All your customers are partners in your mission
Not sure about customers being partners in the mission but without a customer base, you don’t have a business but a hobby. This holds true for any kind of product or service. Similar being the case for a blog, which is just another page on a server without a reader base.
Why 1000 customers?
Despite being a key aspect of building something, product/tech-oriented founders discount the distribution aspect of building. The emphasis on the product and what it can do, become such a big-time sink that very little focus goes on acquiring the first set of customers. The problem can be further simplified by acquiring the first 1000 customers.
Not thinking about the problem, often results in situations where we end up building something which is not needed by the market or building a product for a small market.

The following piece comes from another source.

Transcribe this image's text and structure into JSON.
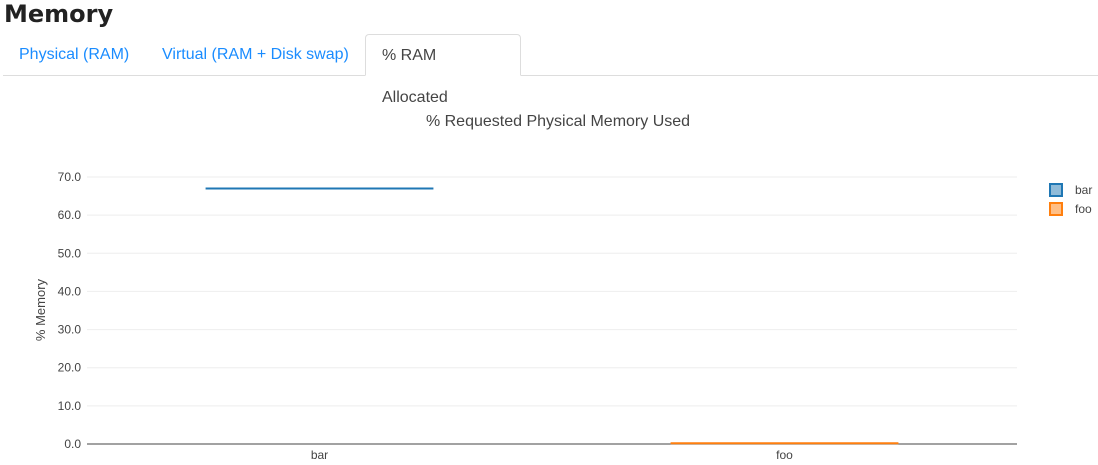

Without getting to the first 1000 customers and understanding their usage behaviour, it’s difficult to tell if we have product-market fit.
Once you get 1000 people to try out your product and if a sizeable chunk of them continue to use the product beyond a month. You know that you have some kind of product-market fit.
This retention percentage will vary by the industry and the kind of business. For B2B SAAS, the monthly churn is supposed to be low, around ~2%, so that yearly churn is somewhere around 25%. The same number for the consumer market is a lot more lenient. The number is around 65% monthly retention for something like FB. This is an awesome video by YC here.
The first step to acquiring customers is to figure out the exact specifics of who, they are. You are trying to answer some of these questions?
- What are the demographics?
- Where do they live?
- What places do they hangout?
- What is the typical lingo?
A good idea about your user base helps in the next step of reaching out to them. This clarity in terms of the user base is needed to be able to work upon the next step of reaching out to the customer base.
Depending on the feedback and until, product-market fit is achieved, this user base can be iterated upon. As we better understand our user base and likely customer base, the easier it is to build the distribution.
Where do my customer's hangout?
The next step to identify all channels or areas where this user base hangouts. The next step is to present in those areas and just going about doing the raw hustle.
While it depends on where your customer's hang out but there are broadly two categories. Online and Offline. High-end products or services are only present in rich neighbourhoods. Online requires a similar approach and thought process.
Some very popular channels or areas with a community of like-minded people where they are active
- Reddit Community: Lots of homogenous groups of people with similar interest. Tightly controlled by mods and strict community conditions.
- FB Groups: Another popular hangout zone for like-minded people. From real estate search in cities to coupon hunters. Much easier to post and grow.
- Online Forums: Lots of online forums have a similar experience as above and good to reach people.
- Twitter: Another place to find early adopters and like-minded people. One of the best platforms for early distribution building.
- Youtube: This is another medium that has a collection of influencers and their cult-like
- Quora: Another Q/A platform and still very popular space to find out answers to some really interesting questions.
Now that we kinda have an idea about who the customer is and where they happen to hang out. Most of these good-quality communities have high moderation which is what makes the community great. Thereby, the approach to reach people has to be more nuanced and paced correctly.
The next step is to figure out a way to reach out to them. Though, we have listed a bunch of communities/forums. It’s not easy to promote or pitch our product/solution.
These are some of the ways to go about building this distribution. In the early days, it’s better to brute force things and doing organic reach. This helps in figuring out what works and also keep an eye on product-market fit.
- Youtube/Blogs: Evangelising part of the equation. This could be self-owned as well as borrowed through partnerships and deals with others. Very useful for deep tech products which need good explanation and context for people to get. Influencer marketing done right can be a huge moat.
- Google/FB Ads: The default way to reach people is to just go after and buy traffic using Ads. But to be done right, this needs a lot more homework. Very easy to burn money without knowing what you are doing. Start small and with a defined CPC to keep tight control and then slowly increase it.
- Email Marketing: Highly effective but a slow process. Emphasises the need to have the emails of your potential customers. Given Amazon SES and other tools, incredibly cheap as well. The big challenge with reputation management. Take time to build the base up. Great way to engage the first 1000 customers
There are other probable ways such as product hunt, PR etc but those are most useful either when targeting dev tools or post-product-market fit.
- Amazon SES + Wrapper: The way to scale emailing operations and cheap is to use. Works out to be $1 for 10,000 mails. This works beyond the first 1000 customers.
- Backend Analytics: Besides the obvious google analytics. Have a backend analytics tracker for users. This will help in prioritising, whom to call.
Lots of hustle required. Multiple channels but figure out which work for you and concentrate on the first 2–3 to get the early base of users. No need to get the marketing system’s productisation done yet.